The lifetimes of quantum excitations are directly related to the electron and phonon energy linewidths of a particular scattering event. Using the versatile double time thermodynamic Green’s function approach based on many-body theory, an ab-initio formulation of relaxation times of various contributing processes has been investigated with newer understanding in terms of the linewidths of electrons and phonons. The energy linewidth is found to be an extremely sensitive quantity in the transport phenomena of crystalline solids as a collection of large number of scattering processes, namely, boundary scattering, impurity scattering, multiphonon scattering, interference scattering, electron–phonon processes and resonance scattering. The lattice thermal conductivities of three samples of GaAs have been analysed on the basis of modified Callaway model and a fairly good agreement between theory and experimental observations has been reported.
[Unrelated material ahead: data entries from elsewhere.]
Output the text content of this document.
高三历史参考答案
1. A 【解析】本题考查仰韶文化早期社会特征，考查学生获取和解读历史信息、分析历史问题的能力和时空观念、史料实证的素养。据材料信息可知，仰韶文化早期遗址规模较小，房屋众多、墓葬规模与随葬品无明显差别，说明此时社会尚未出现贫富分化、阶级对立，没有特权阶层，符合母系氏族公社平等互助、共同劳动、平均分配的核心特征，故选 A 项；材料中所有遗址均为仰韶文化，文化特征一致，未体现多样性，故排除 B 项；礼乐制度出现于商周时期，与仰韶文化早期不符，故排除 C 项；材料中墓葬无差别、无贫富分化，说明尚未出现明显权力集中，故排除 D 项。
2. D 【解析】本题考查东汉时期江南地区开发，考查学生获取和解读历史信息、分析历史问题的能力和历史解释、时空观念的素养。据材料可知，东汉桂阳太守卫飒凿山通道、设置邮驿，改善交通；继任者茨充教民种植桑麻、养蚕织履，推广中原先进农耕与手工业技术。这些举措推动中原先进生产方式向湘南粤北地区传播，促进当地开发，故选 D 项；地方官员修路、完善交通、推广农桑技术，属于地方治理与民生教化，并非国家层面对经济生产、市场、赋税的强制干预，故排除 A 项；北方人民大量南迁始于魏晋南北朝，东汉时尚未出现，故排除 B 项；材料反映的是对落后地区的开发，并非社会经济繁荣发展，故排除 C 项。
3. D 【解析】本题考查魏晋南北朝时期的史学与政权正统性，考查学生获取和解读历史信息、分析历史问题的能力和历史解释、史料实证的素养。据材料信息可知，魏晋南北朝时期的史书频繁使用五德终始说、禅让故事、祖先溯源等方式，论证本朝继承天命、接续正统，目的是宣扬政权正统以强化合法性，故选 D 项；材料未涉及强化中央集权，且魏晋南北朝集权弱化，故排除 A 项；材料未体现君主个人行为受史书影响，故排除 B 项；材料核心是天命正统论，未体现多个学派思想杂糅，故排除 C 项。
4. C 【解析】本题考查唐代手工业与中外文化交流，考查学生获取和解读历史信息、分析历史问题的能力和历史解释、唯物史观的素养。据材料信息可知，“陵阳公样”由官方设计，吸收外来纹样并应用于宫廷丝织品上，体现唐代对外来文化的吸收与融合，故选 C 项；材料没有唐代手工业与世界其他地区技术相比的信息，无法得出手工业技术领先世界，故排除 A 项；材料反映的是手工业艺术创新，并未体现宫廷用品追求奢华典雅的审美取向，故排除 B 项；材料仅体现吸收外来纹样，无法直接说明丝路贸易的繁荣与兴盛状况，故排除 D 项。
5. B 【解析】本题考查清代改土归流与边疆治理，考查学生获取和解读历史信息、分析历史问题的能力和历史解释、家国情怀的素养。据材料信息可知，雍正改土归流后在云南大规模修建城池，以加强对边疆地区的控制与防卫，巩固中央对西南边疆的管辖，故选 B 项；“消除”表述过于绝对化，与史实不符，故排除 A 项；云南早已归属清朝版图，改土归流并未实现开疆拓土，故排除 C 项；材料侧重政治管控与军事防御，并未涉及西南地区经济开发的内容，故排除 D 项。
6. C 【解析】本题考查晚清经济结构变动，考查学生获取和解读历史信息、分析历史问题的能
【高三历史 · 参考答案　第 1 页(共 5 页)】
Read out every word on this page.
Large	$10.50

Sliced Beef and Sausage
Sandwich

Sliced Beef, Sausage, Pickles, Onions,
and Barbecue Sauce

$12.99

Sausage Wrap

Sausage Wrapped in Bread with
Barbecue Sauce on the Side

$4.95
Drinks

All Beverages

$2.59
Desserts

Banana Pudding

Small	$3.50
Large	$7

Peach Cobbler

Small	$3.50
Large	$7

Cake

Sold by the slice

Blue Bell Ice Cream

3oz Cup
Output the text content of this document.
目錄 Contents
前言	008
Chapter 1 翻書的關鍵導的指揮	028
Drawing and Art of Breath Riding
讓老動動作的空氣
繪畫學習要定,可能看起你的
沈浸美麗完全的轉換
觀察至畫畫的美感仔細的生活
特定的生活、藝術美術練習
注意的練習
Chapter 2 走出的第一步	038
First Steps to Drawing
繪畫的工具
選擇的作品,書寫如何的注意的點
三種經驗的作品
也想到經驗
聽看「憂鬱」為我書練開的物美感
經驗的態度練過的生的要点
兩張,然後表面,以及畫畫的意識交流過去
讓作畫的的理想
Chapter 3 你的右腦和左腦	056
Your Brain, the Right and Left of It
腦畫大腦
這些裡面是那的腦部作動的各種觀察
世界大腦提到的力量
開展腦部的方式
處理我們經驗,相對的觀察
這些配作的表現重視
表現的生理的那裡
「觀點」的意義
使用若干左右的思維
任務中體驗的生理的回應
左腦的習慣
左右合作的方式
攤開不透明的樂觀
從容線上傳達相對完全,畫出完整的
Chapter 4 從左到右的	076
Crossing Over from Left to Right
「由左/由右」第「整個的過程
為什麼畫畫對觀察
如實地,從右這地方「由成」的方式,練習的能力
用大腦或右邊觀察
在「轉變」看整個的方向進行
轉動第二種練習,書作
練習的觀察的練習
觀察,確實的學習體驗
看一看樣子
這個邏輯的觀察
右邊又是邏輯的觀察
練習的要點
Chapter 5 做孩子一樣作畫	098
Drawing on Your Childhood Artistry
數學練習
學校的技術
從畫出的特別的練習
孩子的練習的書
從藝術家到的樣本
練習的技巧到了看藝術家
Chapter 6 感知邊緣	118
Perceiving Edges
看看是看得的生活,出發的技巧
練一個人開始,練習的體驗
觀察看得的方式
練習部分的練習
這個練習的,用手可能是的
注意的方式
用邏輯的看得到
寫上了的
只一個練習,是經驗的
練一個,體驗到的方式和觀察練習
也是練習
The phenomenon of heat conduction is important in semiconductor devices. This property is investigated on the basis of modified Callway model. The formalism was carried out using Hamiltonian, phonon Green’s function and equation of motion techniques for various scattering events. It was found that every scattering mechanism is independent of each other and does not affect the others. The thermal conductivity of lead sulphide (PbS) semiconductor has been studied on the basis of this concept. The results of the present model are in good agreement with experimental results and the model shows good future scope with other semiconductors and superconductors.